Unit vector perpendicular to plane containing $\vec{A} =4\hat{i}−\hat{j}−\hat{k}$ and $\vec{B} =4\hat{i}+\hat{j}−4\hat{k}$

Question

I know that one solution is to find the cross product of $\vec{A}$ and $\vec{B}$ and then find the unit vector in that direction.

But why can't we do it in this way:

Let the vector $\vec{U} = x\hat{i}+ y\hat{j}+ z\hat{k}$ be perpendicular to the plane containing $\vec{A}$ and $\vec{B}$. Then $\vec{U}$ must be perpendicular to both $\vec{A}$ and $\vec{B}$ and also to the vector $\vec{A}+\vec{B}$. Therefore:

$$\vec{A}\cdot\vec{U}=0$$ $$\vec{B}\cdot\vec{U}=0$$ $$\big(\vec{A}+\vec{B}\big)\cdot \vec{U}=0$$ So I have three equations with three unknowns but when I solve it I don't get the answer.

Answer 1

We obtain: $$4x-y-z=0$$ and $$4x+y-4z=0,$$ which after summing gives $$8x=5z.$$ We see that $x=5t,$ $z=8t$ and $y=12t,$ which gives $$\frac{1}{\sqrt{5^2t^2+12^2t^2+8^2t^2}}(5ti+12tj+8tk)$$ or $$\pm\frac{1}{\sqrt{233}}(5i+12j+8k)$$

Answer 2

Your third equation is redundant. It adds nothing new because of the distributive law of dot product. What I mean is that if $A.U=0$ and $B.U=0$ then surely it is always true that $A.U+B.U=(A+B).U=0$ holds and it doesn't give you a new independent linear equation.

Therefore, the system you will get requires $3$ independent equations to find the unknowns, but in reality you have provided only $2$ independent equations.

Important Remark:

It is worthy to add that your system, as it has been given in your question, is unsolvable and has infinitely many solutions. However, if you add the new condition $U.U=1$, which is equivalent to saying that $U$ has to be normal, then the system does have two solutions.

The part that Mark Rozenberg divides by $$\frac{1}{\sqrt{5^2t^2+12^2t^2+8^2t^2}}$$ is when he is using the third condition which you hadn't considered originally. But notice that he isn't solving a linear system anymore.

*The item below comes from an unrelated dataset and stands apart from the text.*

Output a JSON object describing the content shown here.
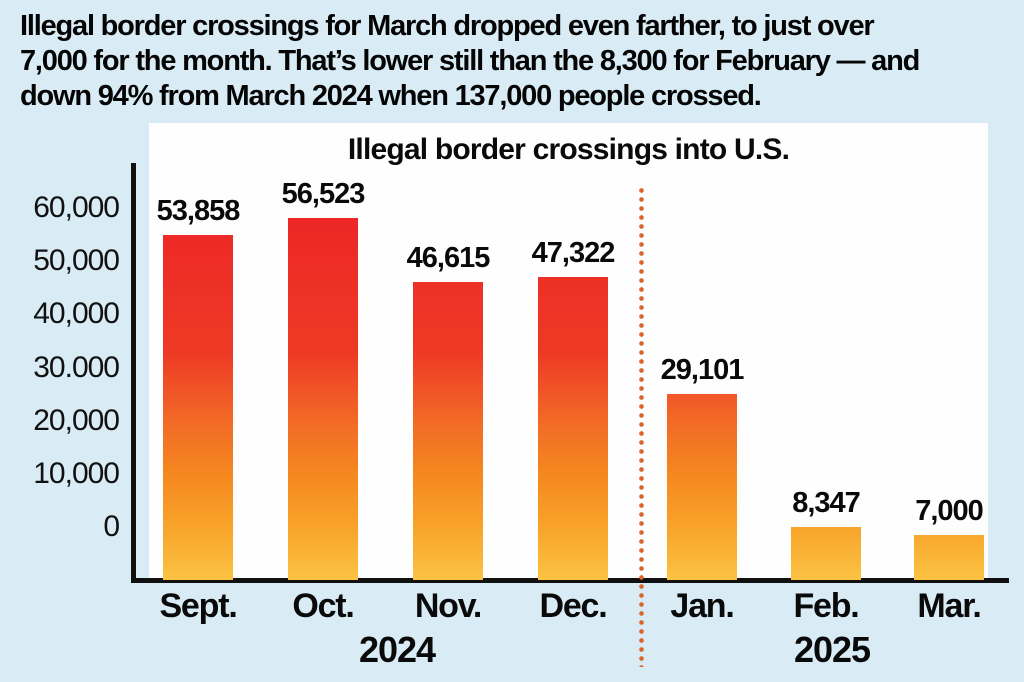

In general, If $A=(a,b,c)$ and $B=(d,e,f)$ then in general you'll have to solve a polynomial system of equations that involves second degree polynomials as follows:

$$ax+by+cz=0$$ $$dx+ey+fz=0$$ $$x^2+y^2+z^2=1$$

The cross product gives a solution to this sytem. Notice that because the degree of this system is $2$, you will always get $2$ solutions. The Right Hand Rule is an agreement among scientists that helps us pick one solution of the system in a consistent manner.